Limapuluh Kota – Warga Jorong Tepi, Nagari Situjuh Batua, Kabupaten Limapuluh Kota, Sumatera Barat, digegerkan dengan munculnya lubang misterius atau sinkhole di tengah sawah. Fenomena alam ini menarik perhatian banyak orang.
Lubang yang berisi air tersebut memiliki diameter yang cukup besar. Garis polisi telah dipasang di sekitar lokasi untuk keamanan.
Ketua Ikatan Ahli Geologi Indonesia (IAGI) Sumbar, Dian Hadiyansyah, menjelaskan bahwa pihaknya belum melakukan investigasi mendalam terkait sinkhole ini.
Namun, ia menyebutkan bahwa kondisi geologi di Nagari Situjuh Batuah umumnya tersusun dari batuan gunungapi dan perbukitan karst (batu kapur) dengan sistem sungai bawah tanah.
“Kemungkinan lokasi kejadian sinkhole itu masih merupakan satuan batuan karst atau batu kapur,” ujar Dian, Senin (5/1/2026).
Dian menjelaskan, sinkhole atau amblasan terjadi akibat rekahan batu gamping yang larut karena air, sehingga atap sungai bawah tanah runtuh.
“Rekahan batu gamping tersebut, dia kena air mudah larut, nah itu penyebab terjadi saluran atau sungai bawah tanah.
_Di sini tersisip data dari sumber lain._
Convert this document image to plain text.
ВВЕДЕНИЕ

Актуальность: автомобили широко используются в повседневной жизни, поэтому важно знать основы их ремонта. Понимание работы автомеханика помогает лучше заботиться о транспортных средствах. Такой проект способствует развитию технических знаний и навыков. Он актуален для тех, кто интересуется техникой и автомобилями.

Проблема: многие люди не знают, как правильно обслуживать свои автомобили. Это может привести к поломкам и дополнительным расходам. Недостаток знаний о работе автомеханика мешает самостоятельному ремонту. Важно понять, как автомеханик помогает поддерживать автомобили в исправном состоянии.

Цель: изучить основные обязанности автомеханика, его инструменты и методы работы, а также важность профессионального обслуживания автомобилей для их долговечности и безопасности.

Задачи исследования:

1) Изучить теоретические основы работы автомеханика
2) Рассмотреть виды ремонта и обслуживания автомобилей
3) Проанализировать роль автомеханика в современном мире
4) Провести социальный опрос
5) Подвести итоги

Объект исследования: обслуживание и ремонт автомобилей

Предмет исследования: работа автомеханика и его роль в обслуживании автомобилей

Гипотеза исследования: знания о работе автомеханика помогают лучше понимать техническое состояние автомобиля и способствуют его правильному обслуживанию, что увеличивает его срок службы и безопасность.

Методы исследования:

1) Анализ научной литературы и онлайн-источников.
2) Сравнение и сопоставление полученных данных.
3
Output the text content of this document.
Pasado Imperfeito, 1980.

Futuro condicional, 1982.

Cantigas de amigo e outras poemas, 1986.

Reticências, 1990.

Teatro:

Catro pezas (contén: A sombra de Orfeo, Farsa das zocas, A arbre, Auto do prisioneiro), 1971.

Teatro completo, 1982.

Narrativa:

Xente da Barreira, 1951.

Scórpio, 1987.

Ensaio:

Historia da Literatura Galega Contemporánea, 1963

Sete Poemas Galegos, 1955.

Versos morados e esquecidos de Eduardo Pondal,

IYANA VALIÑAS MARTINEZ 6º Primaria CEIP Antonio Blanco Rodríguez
Sehingga runtuhnya atap dari sungai bawah tadi. Ketika atap tadi runtuh, itu terbentuk lubang,” jelasnya.
Masyarakat diimbau untuk tidak mendekati area lubang karena kondisinya belum stabil dan berpotensi semakin membesar.
“Saran kami, untuk masyarakat, termasuk juga aparat berwajib, untuk tahap jangka pendek memberikan batas pengaman, agar tidak ada warga mendekati lubang. Karena kita tidak tahu apakah lubang ini bertambah atau tetap,” ungkapnya.
Untuk jangka panjang, Dian menyarankan agar pemerintah daerah memetakan sungai bawah tanah untuk menghindari potensi ronga yang melewati permukiman penduduk.
Ia juga berharap pemerintah daerah menyurati Kementerian ESDM, khususnya Badan Geologi, untuk melakukan investigasi lengkap dengan dukungan peralatan geofisika.
“Sehingga ke depannya bisa memberikan informasi aman ke masyarakat bahwa rumahnya tidak memiliki potensi terjadi amblasan atau sinkhole,” pungkasnya.